Attachment styles & relationships: what style am I? + how they develop

The 4 attachment styles in relationships
The 4 attachment styles in relationships

Why are some people distant and disconnected in their relationships, but others are needy and require continual validation?

The cause could be the attachment style you acquired as an infant with your primary caregiver.

Here is all you need to know about the four attachment styles, how they develop in childhood, and how to cultivate a secure attachment style to create stronger, healthier bonds.

If you’re curious about the nature of your relationship, check out our article about the different types of relationships and how to deal with them.

What exactly are attachment styles?

Attachment, or the attachment bond, is the emotional link you made as a newborn with your primary caregiver, most likely your mother.

Attachment theory, which was developed by British psychiatrist John Bowlby and American psychologist Mary Ainsworth, says that the way you bond with your first partner often affects how well you get along with other people and how you react to closeness throughout your life.

Your primary caretaker likely developed a successful, secure attachment to you if they responded to your cries and accurately understood your changing needs as an infant. 

As an adult, this usually translates into self-assurance, trust, and optimism, as well as the ability to manage conflict, respond to intimacy, and negotiate the ups and downs of love relationships.

If your caregiver was unable to consistently comfort you or respond to your demands during your infancy, you are more likely to have had a failed or insecure attachment.

Compatible attachment styles
Compatible attachment styles

Babies with insecure attachment frequently grow into adults who struggle to understand their own emotions as well as the emotions of others, restricting their ability to form or sustain solid relationships.

In a relationship, they may struggle to connect with others, avoid intimacy, or be overly clinging, fearful, or anxious.

Of course, experiences that occur between birth and adulthood can also impact and form our relationships.

In spite of this, the attachment bond is so profoundly influenced by the infant brain that understanding your attachment style can help you resolve relationship problems. 

Perhaps you behave in perplexing or self-destructive ways when you’re in a close relationship?

Maybe you make the same mistakes repeatedly?

Or perhaps you find it difficult to make meaningful connections in the first place?

Whatever your individual relationship troubles, it’s crucial to realize that your brain remains capable of change throughout life.

By defining your attachment style, you can learn to challenge your anxieties, establish a more securely attached way of relating to others, and build stronger, healthier, and more meaningful relationships.

Attachment styles: how they influence adult relationships

Attachment styles or types are defined by the behavior displayed in a relationship, particularly when that relationship is challenged.

When faced with relationship troubles, someone with a secure attachment style may be able to openly discuss their feelings and seek support.

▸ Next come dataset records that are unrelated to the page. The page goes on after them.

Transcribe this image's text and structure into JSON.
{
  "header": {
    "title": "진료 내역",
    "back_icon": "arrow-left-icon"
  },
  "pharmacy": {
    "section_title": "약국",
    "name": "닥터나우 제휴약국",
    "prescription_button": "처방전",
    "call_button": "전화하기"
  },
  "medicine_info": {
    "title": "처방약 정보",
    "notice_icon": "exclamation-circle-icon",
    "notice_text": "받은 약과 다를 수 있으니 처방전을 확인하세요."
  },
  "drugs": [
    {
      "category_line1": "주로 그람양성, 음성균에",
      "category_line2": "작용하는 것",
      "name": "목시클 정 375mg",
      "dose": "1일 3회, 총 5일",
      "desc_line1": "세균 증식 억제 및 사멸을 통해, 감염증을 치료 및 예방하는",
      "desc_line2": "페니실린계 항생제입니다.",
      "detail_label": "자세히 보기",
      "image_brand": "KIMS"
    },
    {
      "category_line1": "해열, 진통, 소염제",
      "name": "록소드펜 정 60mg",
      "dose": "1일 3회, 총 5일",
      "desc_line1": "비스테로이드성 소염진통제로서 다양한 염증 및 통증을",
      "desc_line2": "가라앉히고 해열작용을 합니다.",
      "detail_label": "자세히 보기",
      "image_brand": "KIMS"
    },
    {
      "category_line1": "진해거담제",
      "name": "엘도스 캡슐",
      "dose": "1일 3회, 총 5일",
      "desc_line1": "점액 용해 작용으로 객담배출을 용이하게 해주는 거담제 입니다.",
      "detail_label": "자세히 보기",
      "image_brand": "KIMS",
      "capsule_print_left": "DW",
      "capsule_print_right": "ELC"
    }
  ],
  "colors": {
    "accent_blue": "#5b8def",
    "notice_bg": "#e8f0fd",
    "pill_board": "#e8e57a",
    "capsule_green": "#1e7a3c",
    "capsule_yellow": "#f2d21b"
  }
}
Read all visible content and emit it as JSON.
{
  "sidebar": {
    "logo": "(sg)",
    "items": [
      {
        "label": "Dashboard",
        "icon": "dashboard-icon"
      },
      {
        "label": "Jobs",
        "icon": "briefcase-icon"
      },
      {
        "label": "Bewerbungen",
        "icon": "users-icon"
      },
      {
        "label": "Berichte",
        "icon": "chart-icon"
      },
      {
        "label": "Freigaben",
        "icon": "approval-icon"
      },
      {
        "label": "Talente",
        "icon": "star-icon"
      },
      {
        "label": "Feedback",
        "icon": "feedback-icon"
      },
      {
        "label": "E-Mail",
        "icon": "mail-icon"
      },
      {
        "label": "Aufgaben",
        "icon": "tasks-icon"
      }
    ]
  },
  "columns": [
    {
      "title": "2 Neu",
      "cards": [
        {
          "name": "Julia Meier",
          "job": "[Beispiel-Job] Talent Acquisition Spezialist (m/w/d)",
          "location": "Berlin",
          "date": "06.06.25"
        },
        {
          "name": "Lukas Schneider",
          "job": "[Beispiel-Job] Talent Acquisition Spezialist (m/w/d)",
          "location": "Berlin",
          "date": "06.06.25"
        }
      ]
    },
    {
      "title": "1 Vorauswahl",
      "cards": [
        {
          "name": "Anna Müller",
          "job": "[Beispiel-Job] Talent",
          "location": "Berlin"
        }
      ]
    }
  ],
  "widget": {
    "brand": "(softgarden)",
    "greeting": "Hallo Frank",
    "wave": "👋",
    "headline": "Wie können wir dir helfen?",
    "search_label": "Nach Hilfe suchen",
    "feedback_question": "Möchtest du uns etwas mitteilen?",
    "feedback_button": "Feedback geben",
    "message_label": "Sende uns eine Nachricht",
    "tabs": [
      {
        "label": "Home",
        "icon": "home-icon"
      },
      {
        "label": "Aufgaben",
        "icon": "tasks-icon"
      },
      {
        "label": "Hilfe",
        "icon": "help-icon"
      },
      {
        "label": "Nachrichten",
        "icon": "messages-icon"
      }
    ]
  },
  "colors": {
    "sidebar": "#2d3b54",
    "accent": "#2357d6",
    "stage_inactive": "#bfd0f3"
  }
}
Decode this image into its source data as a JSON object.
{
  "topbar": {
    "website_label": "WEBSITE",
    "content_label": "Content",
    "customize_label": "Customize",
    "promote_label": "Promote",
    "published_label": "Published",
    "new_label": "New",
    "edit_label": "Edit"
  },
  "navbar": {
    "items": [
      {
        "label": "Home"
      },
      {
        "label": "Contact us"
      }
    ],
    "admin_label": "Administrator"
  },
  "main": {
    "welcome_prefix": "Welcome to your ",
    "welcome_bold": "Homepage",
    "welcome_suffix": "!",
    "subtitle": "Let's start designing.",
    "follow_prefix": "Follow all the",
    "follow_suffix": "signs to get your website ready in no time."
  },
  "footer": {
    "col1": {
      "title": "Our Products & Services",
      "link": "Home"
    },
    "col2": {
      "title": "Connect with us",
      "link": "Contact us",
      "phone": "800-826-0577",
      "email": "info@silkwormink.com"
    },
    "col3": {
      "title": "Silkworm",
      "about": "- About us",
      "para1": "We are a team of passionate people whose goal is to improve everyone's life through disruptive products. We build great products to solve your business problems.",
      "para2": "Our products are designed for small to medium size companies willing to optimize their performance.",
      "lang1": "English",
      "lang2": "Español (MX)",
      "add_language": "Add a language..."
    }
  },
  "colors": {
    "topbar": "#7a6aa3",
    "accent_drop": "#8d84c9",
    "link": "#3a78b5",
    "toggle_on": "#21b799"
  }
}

On the other side, people with insecure attachment styles may become needy or clinging in their closest relationships, act selfishly or manipulatively when feeling vulnerable, or just avoid connection entirely.

Knowing how your attachment style shapes and influences your intimate relationships can help you make sense of your own behavior, how you see your partner, and how you respond to intimacy.

Recognizing these patterns can then assist you in clarifying what you require in a relationship and the best strategy to resolve issues.

It’s important to note that attachment styles are not solely determined by parental love and how well an infant is cared for, especially in the first year. 

Attachment is instead based on nonverbal emotional exchange between caregiver and infant.

Infants communicate their feelings by crying, cooing, or later pointing and smiling. A caregiver responds to the child’s needs for food, comfort, or affection by reading and interpreting these cues. 

A secure attachment forms when this nonverbal communication is successful.

Socioeconomic characteristics like as wealth, education, ethnicity, or culture have no bearing on the success of attachment.

Neither is having an insecure attachment style as an adult a reason to blame all of your relationship issues on your parent.

Your personality and intervening experiences during childhood, adolescence, and adult life might also play a part in shaping your attachment style.

You may like: How to heal avoidant attachment style: 5 critical steps you should know

Which of the 4 adult attachment styles am I?

  1. Anxious (also referred to as Ambivalent)
  2. Avoidant (also referred to as Dismissive or Anxious-Avoidant)
  3. Disorganized attachment (also referred to as Fearful-Avoidant)
  4. Secure attachment

1) Secure attachment style: the signs

Empathetic and able to set appropriate boundaries, people with secure attachment tend to feel comfortable, stable, and more pleased in their close relationships. They don’t mind being alone, but they typically thrive in intimate, meaningful relationships.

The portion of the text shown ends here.